MUTANT p53 CONTROLS
THE TUMOR MICROENVIRONMENT
TP53 mutants (mutp53) are involved in the pathogenesis of most human cancers. Specific mutp53 proteins gain oncogenic functions (GOF) distinct from the tumor suppressor of the wild-type p53. We found that specific mutp53 GOF proteins are capable of releasing a unique subset of exosomes leading to the reprogramming tumor-associated macrophages converting them to tumor supportive immune population in models of colon cancer and in patients.

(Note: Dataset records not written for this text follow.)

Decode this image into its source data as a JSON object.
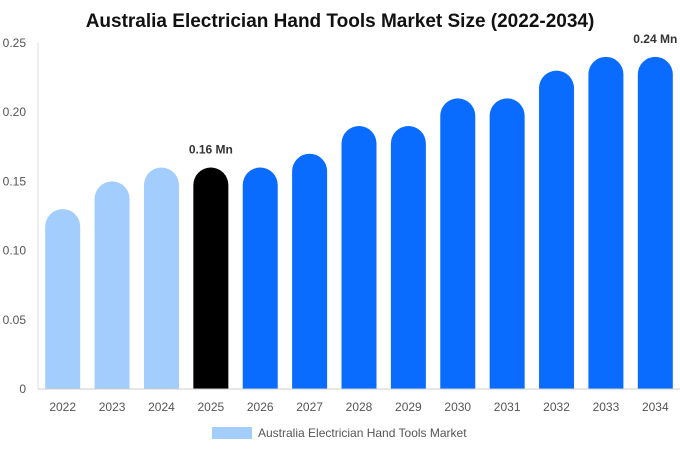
{
  "chart_data": {
    "type": "bar",
    "title": "Australia Electrician Hand Tools Market Size (2022-2034)",
    "xlabel": "",
    "ylabel": "",
    "categories": [
      "2022",
      "2023",
      "2024",
      "2025",
      "2026",
      "2027",
      "2028",
      "2029",
      "2030",
      "2031",
      "2032",
      "2033",
      "2034"
    ],
    "series": [
      {
        "name": "Australia Electrician Hand Tools Market",
        "values": [
          0.13,
          0.15,
          0.16,
          0.16,
          0.16,
          0.17,
          0.19,
          0.19,
          0.21,
          0.21,
          0.23,
          0.24,
          0.24
        ]
      }
    ],
    "ylim": [
      0,
      0.25
    ],
    "yticks": [
      "0",
      "0.05",
      "0.10",
      "0.15",
      "0.20",
      "0.25"
    ],
    "data_labels": [
      {
        "category": "2025",
        "text": "0.16 Mn"
      },
      {
        "category": "2034",
        "text": "0.24 Mn"
      }
    ],
    "bar_colors": {
      "historical": "#a3cdfd",
      "current": "#000000",
      "forecast": "#0a6cff"
    },
    "color_groups": [
      "historical",
      "historical",
      "historical",
      "current",
      "forecast",
      "forecast",
      "forecast",
      "forecast",
      "forecast",
      "forecast",
      "forecast",
      "forecast",
      "forecast"
    ],
    "legend": {
      "position": "bottom",
      "swatch_color": "#a3cdfd"
    },
    "grid": false
  }
}
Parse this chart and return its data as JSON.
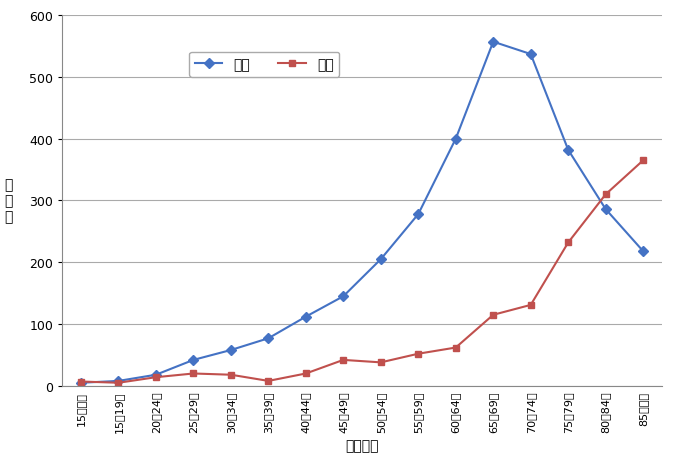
{
  "categories": [
    "15歳未満",
    "15～19歳",
    "20～24歳",
    "25～29歳",
    "30～34歳",
    "35～39歳",
    "40～44歳",
    "45～49歳",
    "50～54歳",
    "55～59歳",
    "60～64歳",
    "65～69歳",
    "70～74歳",
    "75～79歳",
    "80～84歳",
    "85歳以上"
  ],
  "male": [
    5,
    8,
    18,
    42,
    58,
    77,
    112,
    145,
    205,
    278,
    400,
    557,
    537,
    382,
    286,
    218
  ],
  "female": [
    7,
    5,
    14,
    20,
    18,
    8,
    20,
    42,
    38,
    52,
    62,
    115,
    131,
    232,
    310,
    365
  ],
  "male_color": "#4472C4",
  "female_color": "#C0504D",
  "male_label": "男性",
  "female_label": "女性",
  "xlabel": "年齢階級",
  "ylabel": "死\n亡\n数",
  "ylim": [
    0,
    600
  ],
  "yticks": [
    0,
    100,
    200,
    300,
    400,
    500,
    600
  ],
  "background_color": "#FFFFFF",
  "plot_bg_color": "#FFFFFF",
  "grid_color": "#AAAAAA"
}
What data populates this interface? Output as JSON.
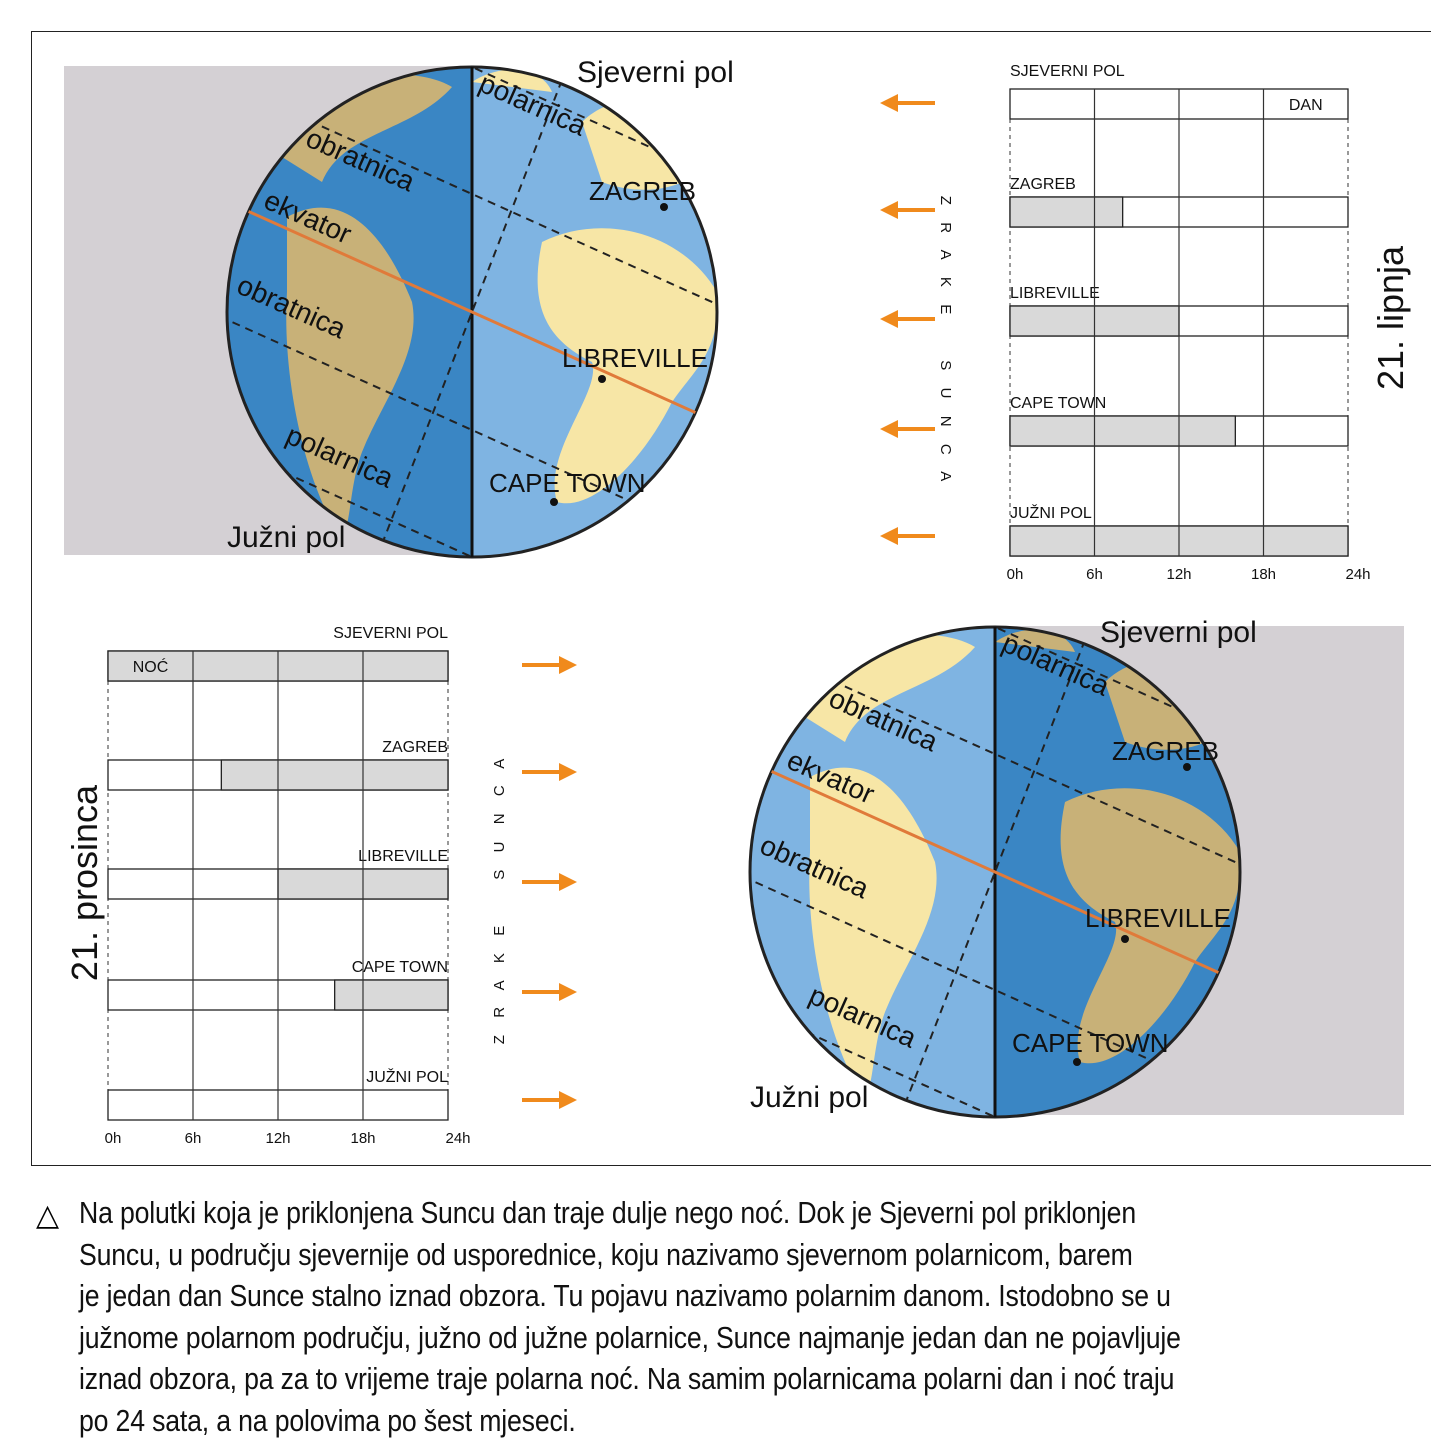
{
  "top_panel": {
    "date_label": "21. lipnja",
    "rays_label": "Z R A K E   S U N C A",
    "globe": {
      "north_pole": "Sjeverni pol",
      "south_pole": "Južni pol",
      "polar_top": "polarnica",
      "tropic_top": "obratnica",
      "equator": "ekvator",
      "tropic_bottom": "obratnica",
      "polar_bottom": "polarnica",
      "zagreb": "ZAGREB",
      "libreville": "LIBREVILLE",
      "cape_town": "CAPE TOWN"
    },
    "arrow_direction": "left"
  },
  "bottom_panel": {
    "date_label": "21. prosinca",
    "rays_label": "Z R A K E   S U N C A",
    "globe": {
      "north_pole": "Sjeverni pol",
      "south_pole": "Južni pol",
      "polar_top": "polarnica",
      "tropic_top": "obratnica",
      "equator": "ekvator",
      "tropic_bottom": "obratnica",
      "polar_bottom": "polarnica",
      "zagreb": "ZAGREB",
      "libreville": "LIBREVILLE",
      "cape_town": "CAPE TOWN"
    },
    "arrow_direction": "right"
  },
  "colors": {
    "night_fill": "#d9d9d9",
    "day_fill": "#ffffff",
    "arrow": "#f08a1c",
    "equator": "#e07a3a",
    "ocean_light": "#7fb4e2",
    "ocean_dark": "#3a86c4",
    "land_light": "#f7e6a6",
    "land_dark": "#c8b178",
    "shadow": "#d4d0d4"
  },
  "chart_data": [
    {
      "type": "bar",
      "title": "21. lipnja",
      "x_ticks": [
        "0h",
        "6h",
        "12h",
        "18h",
        "24h"
      ],
      "xlim": [
        0,
        24
      ],
      "bar_label": "DAN",
      "rows": [
        {
          "label": "SJEVERNI  POL",
          "night_hours": 0
        },
        {
          "label": "ZAGREB",
          "night_hours": 8
        },
        {
          "label": "LIBREVILLE",
          "night_hours": 12
        },
        {
          "label": "CAPE TOWN",
          "night_hours": 16
        },
        {
          "label": "JUŽNI  POL",
          "night_hours": 24
        }
      ],
      "night_position": "start"
    },
    {
      "type": "bar",
      "title": "21. prosinca",
      "x_ticks": [
        "0h",
        "6h",
        "12h",
        "18h",
        "24h"
      ],
      "xlim": [
        0,
        24
      ],
      "bar_label": "NOĆ",
      "rows": [
        {
          "label": "SJEVERNI  POL",
          "night_hours": 24
        },
        {
          "label": "ZAGREB",
          "night_hours": 16
        },
        {
          "label": "LIBREVILLE",
          "night_hours": 12
        },
        {
          "label": "CAPE TOWN",
          "night_hours": 8
        },
        {
          "label": "JUŽNI  POL",
          "night_hours": 0
        }
      ],
      "night_position": "end"
    }
  ],
  "caption": {
    "symbol": "△",
    "lines": [
      "Na polutki koja je priklonjena Suncu dan traje dulje nego noć. Dok je Sjeverni pol priklonjen",
      "Suncu, u području sjevernije od usporednice, koju nazivamo sjevernom polarnicom, barem",
      "je jedan dan Sunce stalno iznad obzora. Tu pojavu nazivamo polarnim danom. Istodobno se u",
      "južnome polarnom području, južno od južne polarnice, Sunce najmanje jedan dan ne pojavljuje",
      "iznad obzora, pa za to vrijeme traje polarna noć. Na samim polarnicama polarni dan i noć traju",
      "po 24 sata, a na polovima po šest mjeseci."
    ]
  }
}
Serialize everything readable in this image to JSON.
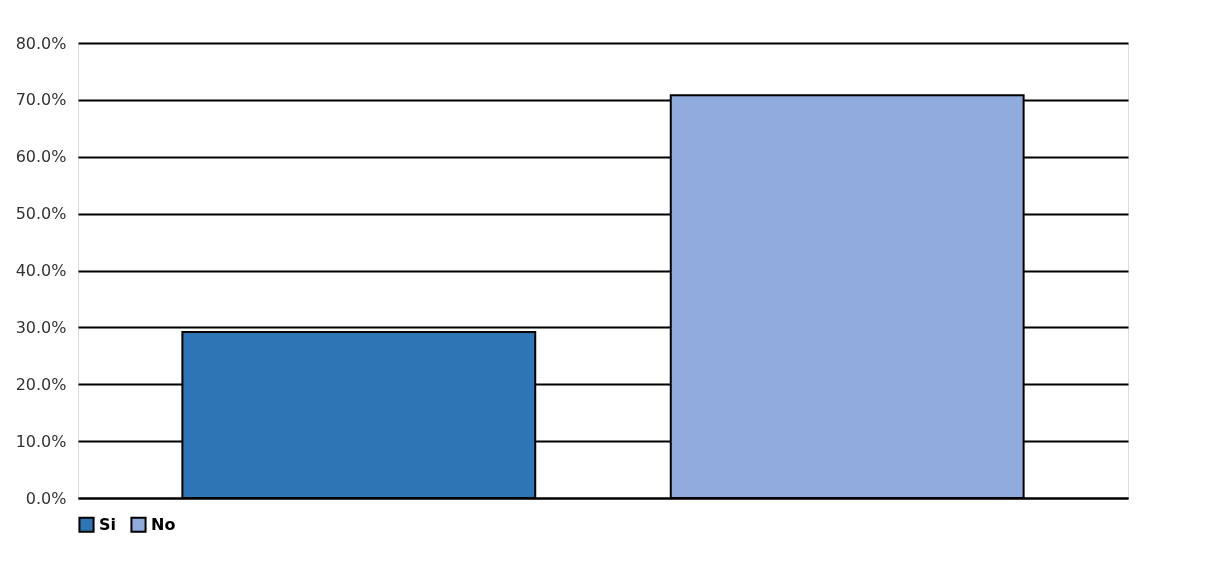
{
  "chart_data": {
    "type": "bar",
    "categories": [
      null,
      null
    ],
    "series": [
      {
        "name": "Si",
        "color": "#2e75b6",
        "values": [
          29.2,
          null
        ]
      },
      {
        "name": "No",
        "color": "#8faadc",
        "values": [
          null,
          70.8
        ]
      }
    ],
    "ylim": [
      0,
      80
    ],
    "yticks": [
      {
        "value": 0,
        "label": "0.0%"
      },
      {
        "value": 10,
        "label": "10.0%"
      },
      {
        "value": 20,
        "label": "20.0%"
      },
      {
        "value": 30,
        "label": "30.0%"
      },
      {
        "value": 40,
        "label": "40.0%"
      },
      {
        "value": 50,
        "label": "50.0%"
      },
      {
        "value": 60,
        "label": "60.0%"
      },
      {
        "value": 70,
        "label": "70.0%"
      },
      {
        "value": 80,
        "label": "80.0%"
      }
    ],
    "grid": "y",
    "legend": "bottom"
  }
}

OUTER-MEMBRANE -VESICLES (OMVS) IN HOST-PATHOGEN INTERACTIONS LEADING TO CANCER
We attempt to define the role of OMVs in driving inflammation-associated lung tumorigenesis in the presence of mutant p53. To that end, we determine the short RNAs (sRNAs) composition of OMVs shed by pathogenic bacteria invading the lung tissue and the specific transcriptional response of mutant p53 lung carcinoma cells to OMVs. We elucidate the modes of communications between invading bacteria and cancer cells and the effect of bacterial extracellular vesicles on the malignant process.
The DaRT technology is a unique form of brachytherapy based on short-lived atoms releasing alpha particles. We explore ways decipher molecular mechanisms fundamental for the spectrum of resistance to sensitivity of cancer cells to the treatment.